The artist versus the Soviet leader
Neizvestny is remembered in particular for his courage in confronting powerful Soviet leader Nikita Khrushchev. During a 1962 contemporary art show in Moscow, Khrushchev came and hurled insults at the artists, labeling them “degenerates” and calling their work “shit.”
“I’m not afraid of your threats,” Neizvestny later recalled telling the Soviet leader. While Khrushchev accused Neizvestny of wasting metal that was valuable for industry, the artist defended the integrity of his work.
While the incident resulted in Neizvestny’s expulsion, the two men later took a liking to each other.
“You’re an interesting person. There’s the devil in you, but an angel somewhere too,” Khrushchev reportedly told Neizvestny, according to news agency AFP.
Neizvestny immigrated to the US
When Khrushchev died in 1971, his family asked Neizvestny to design a memorial to the former leader in the Moscow cemetery where he was buried. The sculpture – designed in the modern style the politician once criticized – places Khushchev’s head in the middle of the piece, symbolizing his conflicted personality.

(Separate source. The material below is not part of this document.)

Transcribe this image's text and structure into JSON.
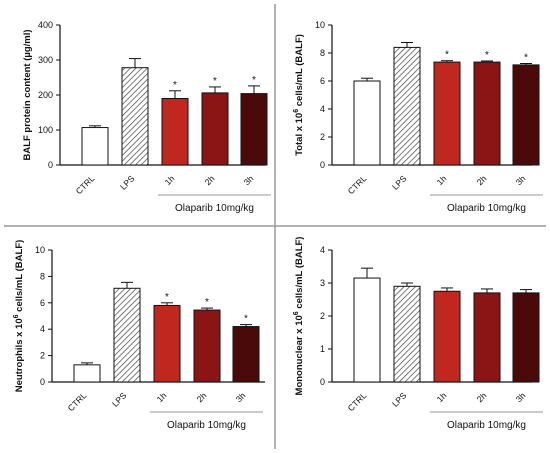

Born in 1925 in what is now Yekaterinburg, Neizvestny’s family suffered repression under the Stalin regime. He went one to fight in World War II, where he was severely wounded. The artist was later decorated for his bravery.
While Neizvestny studied art in Moscow and Riga, he left the Soviet Union in 1976, citing “aesthetic differences with the regime.” After a time he Switzerland, he settled in the United States, where he would go on to teach art at a number of universities.
In addition to his “Mask of Sorrow” – which stands in Magadan, Russia, to honor gulag victims – Neizvestny has large-scale works at the site of the former Nazi concentration camp in Auschwitz, the United Nations in Geneva and the Vatican.